ODとは、思春期の子どもたちに見られる自律神経失調症のこと。成長期の精神的・肉体的未熟さによって自律神経が乱れてしまい、血液や内臓の動きに不調をきたしてしまうのだ。それが「起きられない」「倦怠感」「腹痛」「頭痛」などの症状につながり、不登校の大きな原因のひとつにもなっている。心配な方には専門医の受診をオススメするが、まずは本で理解を深めるのもいいだろう。
『子どもが起きない!』(渡辺正樹:著・監修、むぴー:漫画/イマジカインフォス)は、神経内科医の渡辺先生と、育児ジャンルでのコミックエッセイで人気のむぴーさんによる異色のタッグで、ODをわかりやすく教えてくれる一冊。ODの原因や客観的に判断する方法といった基礎知識、改善するための具体的なノウハウなど医学的な観点については渡辺先生がしっかり伝え、むぴーさんは「OD患者とその家族の悩める日々」をあたたかいタッチの漫画で見せてくれる。漫画なので気持ちや状況が伝わりやすく、当事者の目線に共感しながらODを捉えられるようになるはずだ。
漫画はこんなストーリーだ。中学2年のサキは、ある日の朝に突然体調が悪くて起きられなくなり不登校に。原因がわからず神経内科を受診すると、担当の渡辺先生(注:本書の著者)に「OD」と診断される。
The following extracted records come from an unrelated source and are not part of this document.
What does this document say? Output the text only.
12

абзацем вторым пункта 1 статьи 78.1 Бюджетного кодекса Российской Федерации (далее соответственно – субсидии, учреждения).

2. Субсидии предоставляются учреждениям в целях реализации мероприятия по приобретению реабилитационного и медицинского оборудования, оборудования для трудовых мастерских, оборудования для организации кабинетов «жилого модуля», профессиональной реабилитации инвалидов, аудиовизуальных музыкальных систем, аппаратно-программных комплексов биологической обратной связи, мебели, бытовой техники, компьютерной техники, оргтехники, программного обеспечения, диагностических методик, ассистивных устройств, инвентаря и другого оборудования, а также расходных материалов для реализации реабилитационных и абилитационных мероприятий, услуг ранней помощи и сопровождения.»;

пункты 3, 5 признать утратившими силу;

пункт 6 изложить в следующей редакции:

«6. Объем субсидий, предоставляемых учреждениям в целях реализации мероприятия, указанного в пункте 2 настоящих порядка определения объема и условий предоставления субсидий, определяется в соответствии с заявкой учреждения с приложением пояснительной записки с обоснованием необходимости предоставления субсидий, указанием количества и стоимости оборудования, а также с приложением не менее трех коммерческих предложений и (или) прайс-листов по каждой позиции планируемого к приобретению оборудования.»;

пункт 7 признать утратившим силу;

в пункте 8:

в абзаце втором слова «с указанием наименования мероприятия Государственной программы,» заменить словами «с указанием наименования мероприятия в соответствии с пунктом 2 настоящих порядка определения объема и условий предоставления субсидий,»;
「サキさん、つらかったね」とサキの苦しみに理解を示す先生。「ODは成長にしたがって治る。ただODがきっかけで生活習慣がおかしくなると長引くので、自律神経を整えて改善していこう」とサキを励ますのだった。原因がわかって安堵したのもつかのま、周囲からは「怠けているのでは?」となかなか理解してもらえず、サキの悩みは深まる一方で――。
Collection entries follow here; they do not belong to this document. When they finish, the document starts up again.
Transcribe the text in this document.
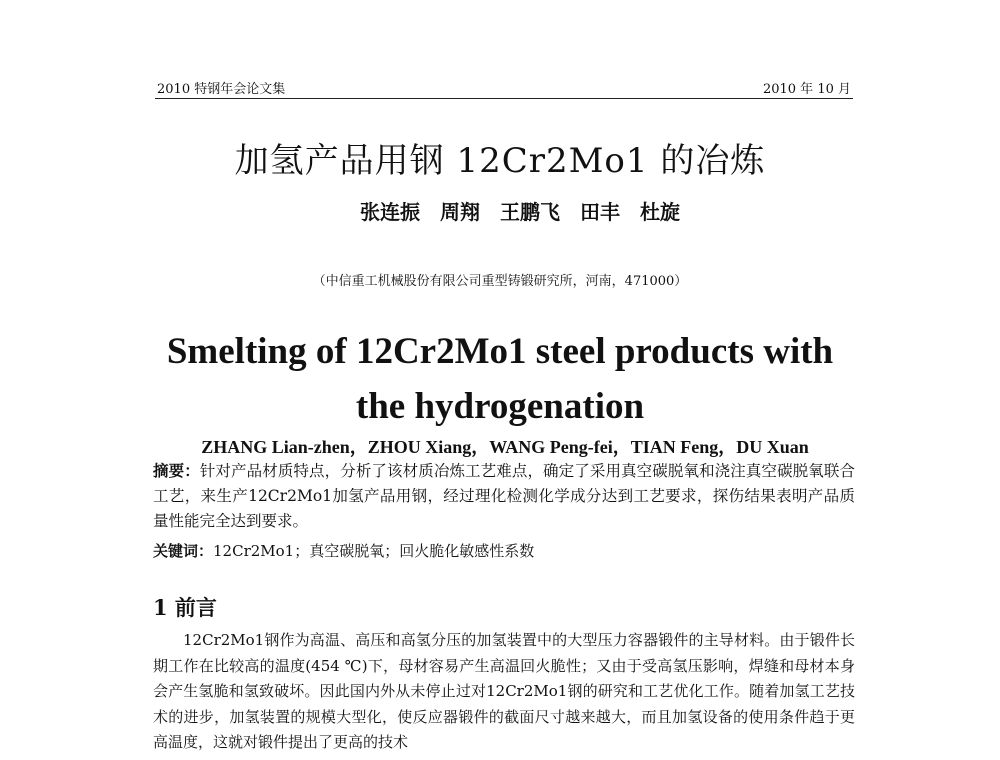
2010 特钢年会论文集	2010 年 10 月
加氢产品用钢 12Cr2Mo1 的冶炼
张连振　周翔　王鹏飞　田丰　杜旋
（中信重工机械股份有限公司重型铸锻研究所，河南，471000）
Smelting of 12Cr2Mo1 steel products with
the hydrogenation
ZHANG Lian-zhen，ZHOU Xiang，WANG Peng-fei，TIAN Feng，DU Xuan
摘要：针对产品材质特点，分析了该材质冶炼工艺难点，确定了采用真空碳脱氧和浇注真空碳脱氧联合工艺，来生产12Cr2Mo1加氢产品用钢，经过理化检测化学成分达到工艺要求，探伤结果表明产品质量性能完全达到要求。
关键词：12Cr2Mo1；真空碳脱氧；回火脆化敏感性系数
1 前言
12Cr2Mo1钢作为高温、高压和高氢分压的加氢装置中的大型压力容器锻件的主导材料。由于锻件长期工作在比较高的温度(454 ℃)下，母材容易产生高温回火脆性；又由于受高氢压影响，焊缝和母材本身会产生氢脆和氢致破坏。因此国内外从未停止过对12Cr2Mo1钢的研究和工艺优化工作。随着加氢工艺技术的进步，加氢装置的规模大型化，使反应器锻件的截面尺寸越来越大，而且加氢设备的使用条件趋于更高温度，这就对锻件提出了更高的技术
それでも「なんとかしたい!」と願うサキ親子は、戸惑いながらも渡辺先生から提示された「ODを治す6カ月のロードマップ」を実践していくことになる。このロードマップはHOP期(生活リズムを整える)、STEP期(運動に慣れる/たくさん食べる)、JUMP期(筋肉を鍛える/自律神経を鍛える)の3ステップにわかれた27のミッションから成り立つOD改善アクション。本人だけではなく家族の協力も必須なので決してラクな道のりではないけれど、ちゃんとこなせば「約6カ月でODの改善が見込めます!」と渡辺先生。本書では漫画だけでなく、渡辺先生がひとつひとつのミッションの内容を詳しく解説してくれるので安心だ。
ところで、ODのしんどさをさらに厳しくしているのが周囲の無理解だ。朝は起きられないのに午後は元気で夜はなかなか眠れない…そんな状況はただ怠けているだけの「グータラ病」だと誤解されてしまうのだ。そんな無理解が当事者をさらに苦しめないためにも、ODの知識を広く社会が共有するのも大事なこと。漫画の親しみやすさもプラスされた本書は、より多くの人がODを理解するためにも大いに役立ってくれることだろう。